Researchers believe they may have found the earliest development of ceramics by ancient people, as bits of pottery determined to be some 18,000 years old were discovered in a cave in southern China, The Associated Press reported.

Elisabetta Boaretto of Bar Ilan University in Israel said the find in the Yuchanyan Cave supports the proposal made in the past that pottery making by foragers began in south China.

Boaretto said the pottery found at Yuchanyan “is the earliest so far”.

Tracey Lu, an anthropologist at the Chinese University of Hong Kong, who was not involved with Boaretto’s team, said pottery was one of the first human-made materials and tracing its origins and development opens a window on the development of culture.

Lu said that while pottery initially serves as a cooking and storage facility, some pottery vessels later on become symbols of power and social status, as well as examples of art.

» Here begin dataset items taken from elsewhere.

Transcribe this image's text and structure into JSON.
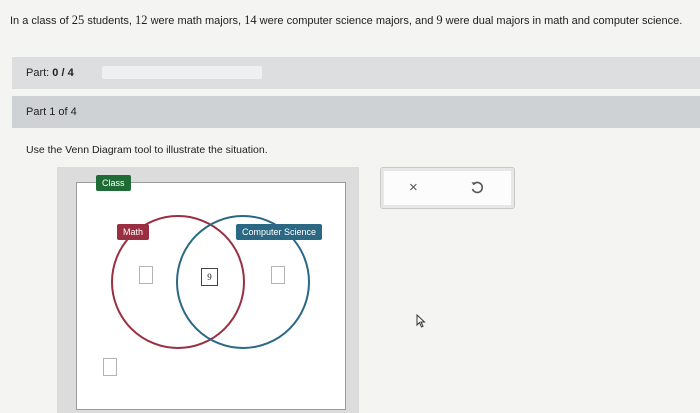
{
  "problem": {
    "p1": "In a class of ",
    "n_students": "25",
    "p2": " students, ",
    "n_math": "12",
    "p3": " were math majors, ",
    "n_cs": "14",
    "p4": " were computer science majors, and ",
    "n_dual": "9",
    "p5": " were dual majors in math and computer science."
  },
  "part_bar": {
    "label_prefix": "Part: ",
    "label_value": "0 / 4",
    "progress_fraction": 0
  },
  "part_header": {
    "title": "Part 1 of 4"
  },
  "instruction": "Use the Venn Diagram tool to illustrate the situation.",
  "venn": {
    "universe_label": "Class",
    "set_a_label": "Math",
    "set_b_label": "Computer Science",
    "only_a_value": "",
    "intersection_value": "9",
    "only_b_value": "",
    "outside_value": "",
    "colors": {
      "universe": "#1f6b35",
      "set_a": "#9a2f42",
      "set_b": "#2a6883"
    }
  },
  "tools": {
    "clear_icon": "close-icon",
    "reset_icon": "undo-icon",
    "clear_glyph": "×"
  }
}
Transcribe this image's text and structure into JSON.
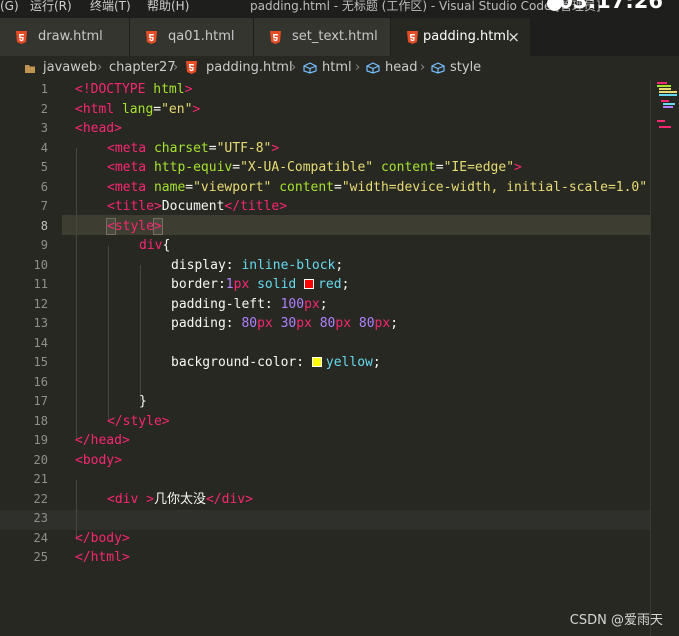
{
  "menubar": {
    "items": [
      "(G)",
      "运行(R)",
      "终端(T)",
      "帮助(H)"
    ],
    "window_title": "padding.html - 无标题 (工作区) - Visual Studio Code [管理员]",
    "clock": "03:17:26"
  },
  "tabs": [
    {
      "label": "draw.html",
      "active": false
    },
    {
      "label": "qa01.html",
      "active": false
    },
    {
      "label": "set_text.html",
      "active": false
    },
    {
      "label": "padding.html",
      "active": true,
      "close": "×"
    }
  ],
  "breadcrumb": {
    "items": [
      "javaweb",
      "chapter27",
      "padding.html",
      "html",
      "head",
      "style"
    ],
    "separator": "›"
  },
  "editor": {
    "line_numbers": [
      "1",
      "2",
      "3",
      "4",
      "5",
      "6",
      "7",
      "8",
      "9",
      "10",
      "11",
      "12",
      "13",
      "14",
      "15",
      "16",
      "17",
      "18",
      "19",
      "20",
      "21",
      "22",
      "23",
      "24",
      "25"
    ],
    "current_line": "8",
    "code": {
      "l1_doctype": "<!DOCTYPE",
      "l1_html": "html",
      "l1_end": ">",
      "l2_open": "<html",
      "l2_attr": "lang",
      "l2_val": "\"en\"",
      "l3_head": "<head>",
      "l4_tag": "<meta",
      "l4_attr": "charset",
      "l4_val": "\"UTF-8\"",
      "l5_tag": "<meta",
      "l5_attr1": "http-equiv",
      "l5_val1": "\"X-UA-Compatible\"",
      "l5_attr2": "content",
      "l5_val2": "\"IE=edge\"",
      "l6_tag": "<meta",
      "l6_attr1": "name",
      "l6_val1": "\"viewport\"",
      "l6_attr2": "content",
      "l6_val2": "\"width=device-width, initial-scale=1.0\"",
      "l7_open": "<title>",
      "l7_text": "Document",
      "l7_close": "</title>",
      "l8_lt": "<",
      "l8_tag": "style",
      "l8_gt": ">",
      "l9_sel": "div",
      "l9_brace": "{",
      "l10_prop": "display",
      "l10_val": "inline-block",
      "l11_prop": "border",
      "l11_num": "1",
      "l11_unit": "px",
      "l11_solid": "solid",
      "l11_color": "red",
      "l11_swatch": "#ff0000",
      "l12_prop": "padding-left",
      "l12_num": "100",
      "l12_unit": "px",
      "l13_prop": "padding",
      "l13_n1": "80",
      "l13_n2": "30",
      "l13_n3": "80",
      "l13_n4": "80",
      "l13_unit": "px",
      "l15_prop": "background-color",
      "l15_color": "yellow",
      "l15_swatch": "#ffff00",
      "l17_brace": "}",
      "l18_close": "</style>",
      "l19_close": "</head>",
      "l20_open": "<body>",
      "l22_open": "<div",
      "l22_gt": ">",
      "l22_text": "几你太没",
      "l22_close": "</div>",
      "l24_close": "</body>",
      "l25_close": "</html>"
    }
  },
  "watermark": "CSDN @爱雨天",
  "colors": {
    "background": "#272822",
    "tag": "#f92672",
    "attribute": "#a6e22e",
    "string": "#e6db74",
    "keyword": "#66d9ef",
    "number": "#ae81ff",
    "html5_icon": "#e44d26"
  }
}
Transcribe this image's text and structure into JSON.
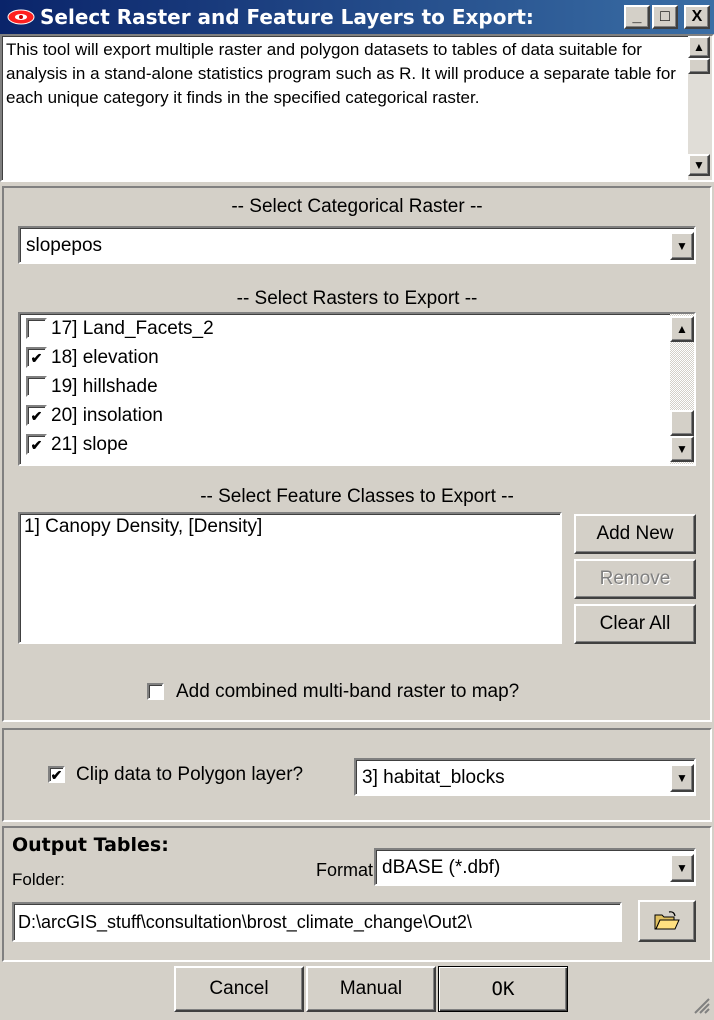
{
  "window": {
    "title": "Select Raster and Feature Layers to Export:",
    "minimize": "_",
    "maximize": "□",
    "close": "X"
  },
  "description": "This tool will export multiple raster and polygon datasets to tables of data suitable for analysis in a stand-alone statistics program such as R.  It will produce a separate table for each unique category it finds in the specified categorical raster.",
  "categorical": {
    "heading": "-- Select Categorical Raster --",
    "value": "slopepos"
  },
  "rasters": {
    "heading": "-- Select Rasters to Export --",
    "items": [
      {
        "label": "17] Land_Facets_2",
        "checked": false
      },
      {
        "label": "18] elevation",
        "checked": true
      },
      {
        "label": "19] hillshade",
        "checked": false
      },
      {
        "label": "20] insolation",
        "checked": true
      },
      {
        "label": "21] slope",
        "checked": true
      }
    ]
  },
  "features": {
    "heading": "-- Select Feature Classes to Export --",
    "items": [
      "1] Canopy Density, [Density]"
    ],
    "add_new": "Add New",
    "remove": "Remove",
    "clear_all": "Clear All"
  },
  "add_combined_label": "Add combined multi-band raster to map?",
  "clip": {
    "label": "Clip data to Polygon layer?",
    "checked": true,
    "layer": "3] habitat_blocks"
  },
  "output": {
    "heading": "Output Tables:",
    "format_label": "Format:",
    "format_value": "dBASE (*.dbf)",
    "folder_label": "Folder:",
    "folder_value": "D:\\arcGIS_stuff\\consultation\\brost_climate_change\\Out2\\"
  },
  "buttons": {
    "cancel": "Cancel",
    "manual": "Manual",
    "ok": "OK"
  },
  "icons": {
    "app": "eye-icon",
    "dropdown": "chevron-down-icon",
    "folder": "folder-open-icon"
  },
  "check_mark": "✔",
  "arrow_down": "▼",
  "arrow_up": "▲"
}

“Pottery is still an important part of human culture today.”

She said the dates reported in Tuesday’s edition of Proceedings of the National Academy of Sciences are slightly older than the dates of pottery found in Japan. And she noted the accuracy of radiocarbon dates in the limestone area has been under debate for many years.

“I agree that pottery was made by foragers in South China, but I also think pottery was produced more or less contemporaneously in several places in East Asia … from Russia, Japan to North and South China by foragers living in different environments,” she added.

But Boaretto contends that the importance of the study is the high precision dating.

“The systematic dating of the whole cave, to exclude mixing or intrusion of materials from above layers and the very detailed dating of the strata around the new pottery.”

She said the carbon dating sets Yuchanyan as the earliest site where pottery has been made.

“We do not know if the technology moved from China to the other sites, but this hypothesis is stronger now than before,” Boaretto said.

Figurines have been found in what is now the Czech Republic that go back as far as 35,000 years, according to Patrick E. McGovern, an anthropologist at the University of Pennsylvania.

But he said those were not actual pottery vessels.

He believes the report provides firm evidence that China was the home of the earliest pottery yet found, though there does seem to be a long gap between the Czech figurines and the Chinese pottery.

“It makes you wonder what was going on,” McGovern said.